MP Michelle Roberts’ help sought on Bellevue rezoning


Labor candidate for Hasluck Bill Leadbetter with Michelle Roberts MLA at Lot 1, Clayton Road in Bellevue.  Picture: David Baylis        www.communitypix.com.au   d455702
Labor candidate for Hasluck Bill Leadbetter with Michelle Roberts MLA at Lot 1, Clayton Road in Bellevue.
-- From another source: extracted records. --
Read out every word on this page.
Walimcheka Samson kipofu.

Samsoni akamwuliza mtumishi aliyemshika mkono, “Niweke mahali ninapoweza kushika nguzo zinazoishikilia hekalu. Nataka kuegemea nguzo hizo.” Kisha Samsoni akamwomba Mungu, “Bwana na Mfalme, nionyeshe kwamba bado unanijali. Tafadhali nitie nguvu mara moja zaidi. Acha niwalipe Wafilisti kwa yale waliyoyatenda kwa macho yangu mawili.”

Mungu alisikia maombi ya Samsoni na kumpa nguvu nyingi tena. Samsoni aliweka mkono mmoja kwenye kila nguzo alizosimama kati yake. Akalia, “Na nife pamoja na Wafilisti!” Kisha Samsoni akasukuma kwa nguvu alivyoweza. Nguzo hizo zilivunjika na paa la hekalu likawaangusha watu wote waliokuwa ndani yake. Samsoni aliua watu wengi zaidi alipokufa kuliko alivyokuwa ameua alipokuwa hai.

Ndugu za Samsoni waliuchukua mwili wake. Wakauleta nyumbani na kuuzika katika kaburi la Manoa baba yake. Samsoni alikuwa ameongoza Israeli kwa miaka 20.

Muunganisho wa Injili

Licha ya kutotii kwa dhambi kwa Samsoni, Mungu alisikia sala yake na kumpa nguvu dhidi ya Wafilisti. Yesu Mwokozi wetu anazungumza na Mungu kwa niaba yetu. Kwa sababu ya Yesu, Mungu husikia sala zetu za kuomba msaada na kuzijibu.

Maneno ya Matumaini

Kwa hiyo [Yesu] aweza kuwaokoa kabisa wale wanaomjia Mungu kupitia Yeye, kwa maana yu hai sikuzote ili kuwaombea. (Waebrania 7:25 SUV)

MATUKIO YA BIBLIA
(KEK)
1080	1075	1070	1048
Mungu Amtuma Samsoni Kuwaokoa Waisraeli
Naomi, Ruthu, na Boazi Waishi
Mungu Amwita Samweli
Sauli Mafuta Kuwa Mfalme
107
Picture: David Baylis        www.communitypix.com.au d455702

BELLEVUE ratepayers and residents have enlisted the help of the local Member for Midland in the fight to oppose the rezoning of a block of land in Bellevue.
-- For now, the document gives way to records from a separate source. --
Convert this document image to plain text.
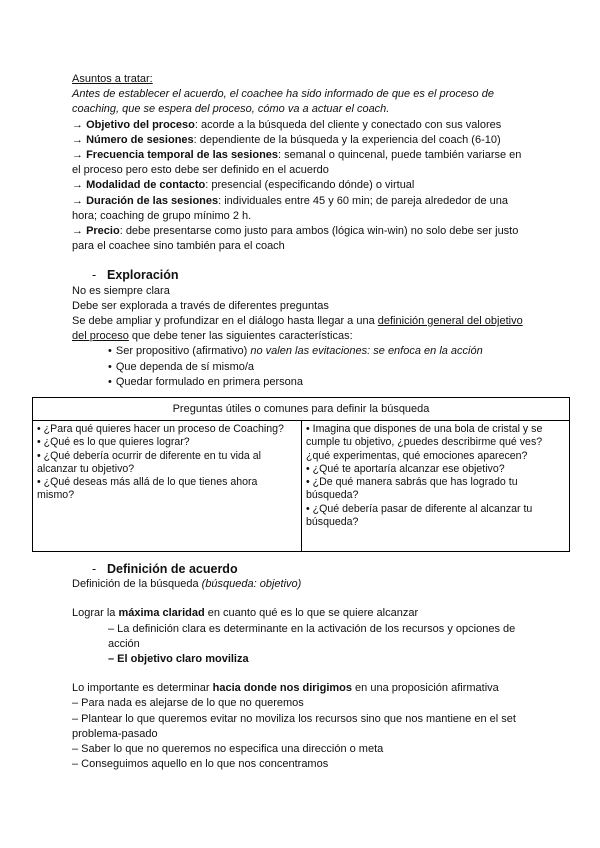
Asuntos a tratar:

Antes de establecer el acuerdo, el coachee ha sido informado de que es el proceso de coaching, que se espera del proceso, cómo va a actuar el coach.

→ Objetivo del proceso: acorde a la búsqueda del cliente y conectado con sus valores

→ Número de sesiones: dependiente de la búsqueda y la experiencia del coach (6-10)

→ Frecuencia temporal de las sesiones: semanal o quincenal, puede también variarse en el proceso pero esto debe ser definido en el acuerdo

→ Modalidad de contacto: presencial (especificando dónde) o virtual

→ Duración de las sesiones: individuales entre 45 y 60 min; de pareja alrededor de una hora; coaching de grupo mínimo 2 h.

→ Precio: debe presentarse como justo para ambos (lógica win-win) no solo debe ser justo para el coachee sino también para el coach

- Exploración

No es siempre clara

Debe ser explorada a través de diferentes preguntas

Se debe ampliar y profundizar en el diálogo hasta llegar a una definición general del objetivo del proceso que debe tener las siguientes características:

• Ser propositivo (afirmativo) no valen las evitaciones: se enfoca en la acción

• Que dependa de sí mismo/a

• Quedar formulado en primera persona

Preguntas útiles o comunes para definir la búsqueda

• ¿Para qué quieres hacer un proceso de Coaching?

• ¿Qué es lo que quieres lograr?

• ¿Qué debería ocurrir de diferente en tu vida al alcanzar tu objetivo?

• ¿Qué deseas más allá de lo que tienes ahora mismo?

• Imagina que dispones de una bola de cristal y se cumple tu objetivo, ¿puedes describirme qué ves? ¿qué experimentas, qué emociones aparecen?

• ¿Qué te aportaría alcanzar ese objetivo?

• ¿De qué manera sabrás que has logrado tu búsqueda?

• ¿Qué debería pasar de diferente al alcanzar tu búsqueda?

- Definición de acuerdo

Definición de la búsqueda (búsqueda: objetivo)

Lograr la máxima claridad en cuanto qué es lo que se quiere alcanzar

– La definición clara es determinante en la activación de los recursos y opciones de acción

– El objetivo claro moviliza

Lo importante es determinar hacia donde nos dirigimos en una proposición afirmativa

– Para nada es alejarse de lo que no queremos

– Plantear lo que queremos evitar no moviliza los recursos sino que nos mantiene en el set problema-pasado

– Saber lo que no queremos no especifica una dirección o meta

– Conseguimos aquello en lo que nos concentramos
Member for Midland Michelle Roberts said she was concerned that the land at Lot 1 Clayton Road near the Catherine Street corner was earmarked to be rezoned as an industrial lot despite it being close to other houses.
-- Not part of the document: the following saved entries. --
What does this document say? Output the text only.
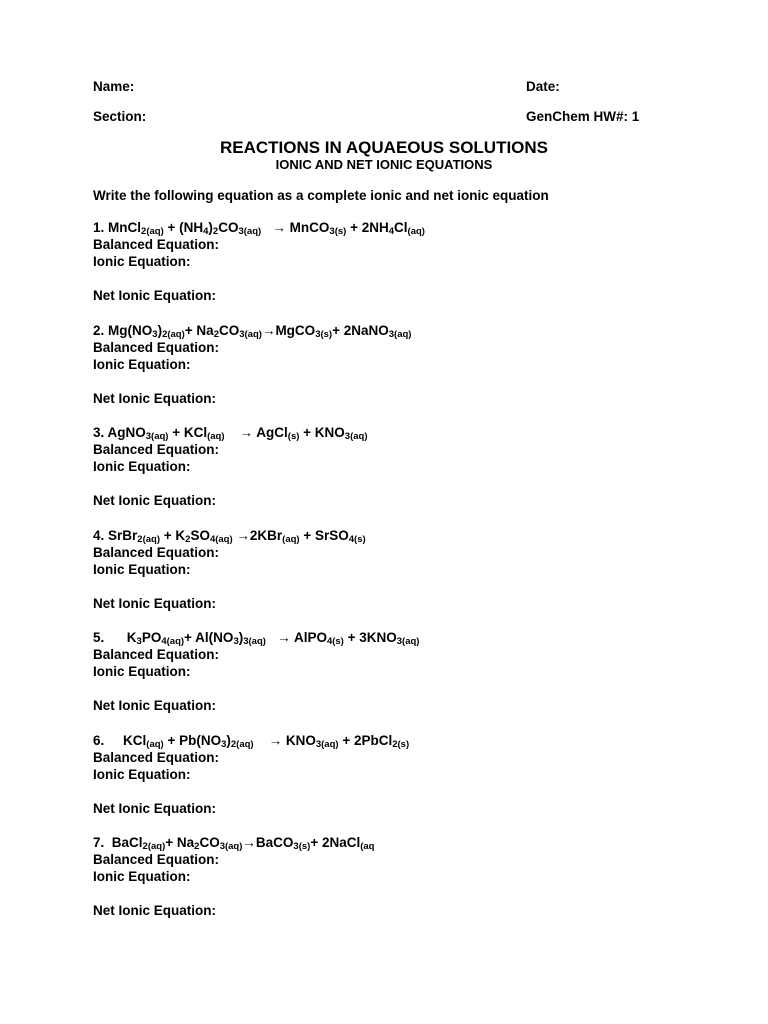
Name:	Date:
Section:	GenChem HW#: 1
REACTIONS IN AQUAEOUS SOLUTIONS
IONIC AND NET IONIC EQUATIONS
Write the following equation as a complete ionic and net ionic equation
1. MnCl$_{2(aq)}$ + $(NH_4)_2CO_{3(aq)}$   → MnCO$_{3(s)}$ + $2NH_4Cl_{(aq)}$
Balanced Equation:
Ionic Equation:
Net Ionic Equation:
2. $Mg(NO_3)_{2(aq)}+$ $Na_2CO_{3(aq)}\to MgCO_{3(s)}+$ 2NaNO$_{3(aq)}$
Balanced Equation:
Ionic Equation:
Net Ionic Equation:
3. AgNO$_{3(aq)}$ + KCl$_{(aq)}$    → AgCl$_{(s)}$ + $KNO_{3(aq)}$
Balanced Equation:
Ionic Equation:
Net Ionic Equation:
4. SrBr$_{2(aq)}$ + $K_2SO_{4(aq)} \to 2KBr_{(aq)}$ + SrSO$_{4(s)}$
Balanced Equation:
Ionic Equation:
Net Ionic Equation:
5. $K_3PO_{4(aq)}+ Al(NO_3)_{3(aq)}$   → AlPO$_{4(s)}$ + $3KNO_{3(aq)}$
Balanced Equation:
Ionic Equation:
Net Ionic Equation:
6. $KCl_{(aq)} + Pb(NO_3)_{2(aq)}$    → $KNO_{3(aq)}$ + 2PbCl$_{2(s)}$
Balanced Equation:
Ionic Equation:
Net Ionic Equation:
7. BaCl$_{2(aq)}$+ $Na_2CO_{3(aq)}\to BaCO_{3(s)}+$ 2NaCl$_{(aq}$
Balanced Equation:
Ionic Equation:
Net Ionic Equation:
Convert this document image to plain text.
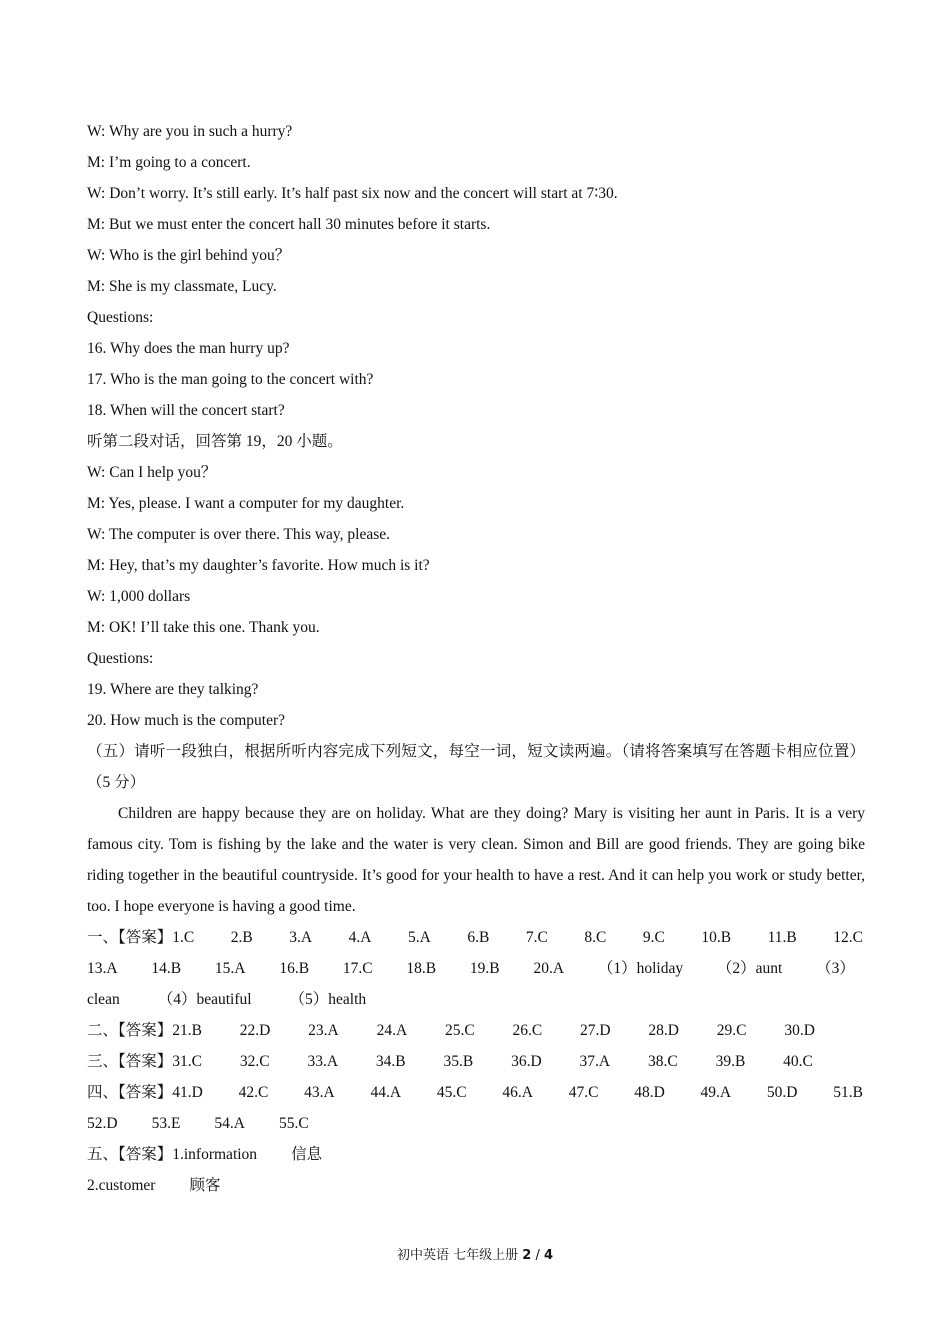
W: Why are you in such a hurry?
M: I’m going to a concert.
W: Don’t worry. It’s still early. It’s half past six now and the concert will start at 7∶30.
M: But we must enter the concert hall 30 minutes before it starts.
W: Who is the girl behind you？
M: She is my classmate, Lucy.
Questions:
16. Why does the man hurry up?
17. Who is the man going to the concert with?
18. When will the concert start?
听第二段对话，回答第 19，20 小题。
W: Can I help you？
M: Yes, please. I want a computer for my daughter.
W: The computer is over there. This way, please.
M: Hey, that’s my daughter’s favorite. How much is it?
W: 1,000 dollars
M: OK! I’ll take this one. Thank you.
Questions:
19. Where are they talking?
20. How much is the computer?
（五）请听一段独白，根据所听内容完成下列短文，每空一词，短文读两遍。（请将答案填写在答题卡相应位置）（5 分）
Children are happy because they are on holiday. What are they doing? Mary is visiting her aunt in Paris. It is a very famous city. Tom is fishing by the lake and the water is very clean. Simon and Bill are good friends. They are going bike riding together in the beautiful countryside. It’s good for your health to have a rest. And it can help you work or study better, too. I hope everyone is having a good time.
一、【答案】1.C 2.B 3.A 4.A 5.A 6.B 7.C 8.C 9.C 10.B 11.B 12.C
13.A 14.B 15.A 16.B 17.C 18.B 19.B 20.A （1）holiday （2）aunt （3）
clean （4）beautiful （5）health
二、【答案】21.B 22.D 23.A 24.A 25.C 26.C 27.D 28.D 29.C 30.D
三、【答案】31.C 32.C 33.A 34.B 35.B 36.D 37.A 38.C 39.B 40.C
四、【答案】41.D 42.C 43.A 44.A 45.C 46.A 47.C 48.D 49.A 50.D 51.B
52.D 53.E 54.A 55.C
五、【答案】1.information 信息
2.customer 顾客
初中英语 七年级上册 2 / 4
The WA Planning Commission will consider the application to rezone the land at Lot 1 Clayton Road near the corner of Katherine Street on a .65ha site.

Submissions on the rezoning had to be in by last Friday.

Residents at the Bellevue Ratepayers and Residents group said they were concerned the rezoning would impact on the Bellevue East Land Use Study (BELUS) – which has received strong community support.

Ms Roberts said the proposed amendment could destroy the plans already in process for the Bellevue East locality.

“The planning is ad hoc and seems to be planning without any adequate research,” she said.

Bellevue Ratepayers and Residents association chairman Mark Richards said he was concerned that the zoning would be processed and approved.

“With the BELUS plan we were trying to keep the area more or less industrial and the industry to the other side of the railway and the Roe Highway so people are concerned and once you let more industry in where does it stop?

“You don’t have a say as to what type of industry moves in and residents felt it was better to keep the area residential due to that problem.”

Mr Richards said he hoped the WA Planning Commission would come to their senses and deny the rezoning for the residential area.

“It goes against everything we have worked for as an organisation since the group came into being,” he said.

The proposed amendment cannot implement the “buffer zone” required for industrial zoning near residential areas. Mr Richards said the residents were concerned the Bellevue East area already had existing problems with industry located close to residential housing and the proposal compounded the problem.

He said they other problem was that they had not been told about the amendment by the Department of Planning.

At a City of Swan meeting on June 15 council voted to advise the Western Australian Planning Commission that the Council does not support Proposal 1 of the MRS Industrial Zoning Anomalies amendment (1309/57).

The City of Swan motion said “the proposal is fundamentally contrary to the objectives of the Bellevue East Land Use Study and may prejudice the future development of the adjoining Lot 2 for residential development”.

Mr Richards said he welcomed the council’s input. The group has also written to the Minister for Planning to try to prevent the rezoning from being approved.